In casual conversation with friends, it surprises me how many myths still exist around moving freight by rail. “It must be slow, unmanageable, old fashioned.” Rail seems to conjure memories of pillows of steam hovering over charming brick stations, or lonely whistles heard from a distant train snaking through the countryside.
As Pricing columnist Pete Moore points out this month, myths revolving around rail and rail intermodal are, surprisingly, still quite prevalent among logistics professionals as well. Following a recent encounter he had with a logistics executive from a brick manufacturing facility, it became clear that shippers envision intermodal as only ocean vans in 35-foot or 53-foot lengths. Or worse, they see rail as carload-only service that requires time-consuming transloading.
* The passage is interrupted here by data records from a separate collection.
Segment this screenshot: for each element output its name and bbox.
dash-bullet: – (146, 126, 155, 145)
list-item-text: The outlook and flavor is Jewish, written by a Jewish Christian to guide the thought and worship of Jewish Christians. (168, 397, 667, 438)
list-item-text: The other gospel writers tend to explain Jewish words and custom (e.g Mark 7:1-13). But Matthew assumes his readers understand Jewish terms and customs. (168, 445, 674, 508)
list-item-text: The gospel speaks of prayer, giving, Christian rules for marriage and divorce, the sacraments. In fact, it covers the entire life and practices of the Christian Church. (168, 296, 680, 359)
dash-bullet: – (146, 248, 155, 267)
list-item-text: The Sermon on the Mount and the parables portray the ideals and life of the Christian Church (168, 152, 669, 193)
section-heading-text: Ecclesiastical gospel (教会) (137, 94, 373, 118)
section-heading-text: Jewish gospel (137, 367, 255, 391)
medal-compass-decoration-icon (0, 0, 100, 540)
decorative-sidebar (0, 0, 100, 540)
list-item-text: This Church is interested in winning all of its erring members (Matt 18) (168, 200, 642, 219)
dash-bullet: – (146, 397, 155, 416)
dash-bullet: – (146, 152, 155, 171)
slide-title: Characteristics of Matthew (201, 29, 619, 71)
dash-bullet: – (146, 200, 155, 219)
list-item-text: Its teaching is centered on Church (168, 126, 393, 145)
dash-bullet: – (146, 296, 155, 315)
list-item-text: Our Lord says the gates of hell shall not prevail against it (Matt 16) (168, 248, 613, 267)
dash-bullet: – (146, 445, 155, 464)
For shippers who still find themselves stuck in this rut, Moore offers practical tips (page 17) to consider when you decide to open your planning to, dare I say, one of the more dynamic modes LM has been covering over the past five years.
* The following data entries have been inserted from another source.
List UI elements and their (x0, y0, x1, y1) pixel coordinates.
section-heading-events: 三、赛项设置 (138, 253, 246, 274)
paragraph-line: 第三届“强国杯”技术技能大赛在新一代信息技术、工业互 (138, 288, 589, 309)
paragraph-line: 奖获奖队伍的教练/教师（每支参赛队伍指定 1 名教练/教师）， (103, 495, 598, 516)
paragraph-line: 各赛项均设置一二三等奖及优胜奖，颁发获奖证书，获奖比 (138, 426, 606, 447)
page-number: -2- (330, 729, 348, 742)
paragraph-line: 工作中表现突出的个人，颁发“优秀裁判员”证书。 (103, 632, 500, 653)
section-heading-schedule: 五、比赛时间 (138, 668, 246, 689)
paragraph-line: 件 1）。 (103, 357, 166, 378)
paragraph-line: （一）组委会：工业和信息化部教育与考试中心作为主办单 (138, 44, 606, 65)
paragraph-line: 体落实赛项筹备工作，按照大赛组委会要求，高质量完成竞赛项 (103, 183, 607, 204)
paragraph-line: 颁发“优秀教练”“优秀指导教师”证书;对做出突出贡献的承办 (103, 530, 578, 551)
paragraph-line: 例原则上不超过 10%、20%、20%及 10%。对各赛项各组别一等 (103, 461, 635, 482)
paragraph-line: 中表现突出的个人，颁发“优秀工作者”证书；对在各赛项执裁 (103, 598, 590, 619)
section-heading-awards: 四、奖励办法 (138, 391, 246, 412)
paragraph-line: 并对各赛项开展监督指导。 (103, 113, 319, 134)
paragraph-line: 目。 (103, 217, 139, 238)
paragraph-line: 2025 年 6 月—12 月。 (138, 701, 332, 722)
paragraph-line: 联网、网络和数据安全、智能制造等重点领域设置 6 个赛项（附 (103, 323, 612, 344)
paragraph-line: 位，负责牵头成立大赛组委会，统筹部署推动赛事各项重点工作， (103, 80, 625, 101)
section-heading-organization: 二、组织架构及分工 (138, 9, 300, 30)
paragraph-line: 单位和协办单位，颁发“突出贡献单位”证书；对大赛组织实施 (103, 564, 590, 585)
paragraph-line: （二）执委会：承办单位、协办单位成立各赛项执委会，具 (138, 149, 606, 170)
“Shippers need to realize that highway and rail—particularly for moves over 500 miles—are competitors, and for long distances highway carriers use intermodal as an alternative to sending drivers far from home base,” says Moore. “There’s little doubt that shippers can increase their flexibility, raise competition for their freight, and drastically cut costs when they fully understand how rail intermodal can work into their network.”
Group News Editor Jeff Berman follows Moore’s lead to further dispel the myths in his 2014 Rail/Intermodal Roundtable. As he has for the past six years, Berman has pulled together three top rail analysts to offer logistics professionals the ultimate update on the rails (page 24).
“More than any other modes, the railroad and intermodal sectors have shown impressive flexibility in being able to roll with the economic and demand trends since the Great Depression,” says Berman. “Volumes since that time have made steady annual gains and are on track to exceed pre-recession levels.”
In fact, the first quarter intermodal volumes showed continued growth despite the grueling winter, while domestic containers have been historically impressive over the years, showing an eight-year cumulative average increase of 8.6 percent between 2005-2013.
Much of the success on the rails over this time is due in large part to the record high investment that the rail carriers continue to sink into equipment, infrastructure, and IT. According to the Association of American Railroads, the North American Class I carriers pledged to spend $24.5 billion in 2013, with $13 billion allocated to upgrade capacity. The result has been improved service levels, increased reliability, and efficiency levels that are helping to erase those bygone images of grit and steam.
And while service progress has been impressive, Berman and panel point out that challenges such as the possibility of re-regulation, shipper pushback on rates, and complications from the influx of volume stemming from shale production and related products are all currently putting pressure on rail network performance.
“However, carriers continue to invest billions in infrastructure and new locomotives to add capacity and reduce bottle necks,” adds panelist Bill Rennicke, partner at Oliver Wyman. “So, long-term improvements should be expected despite the challenges.”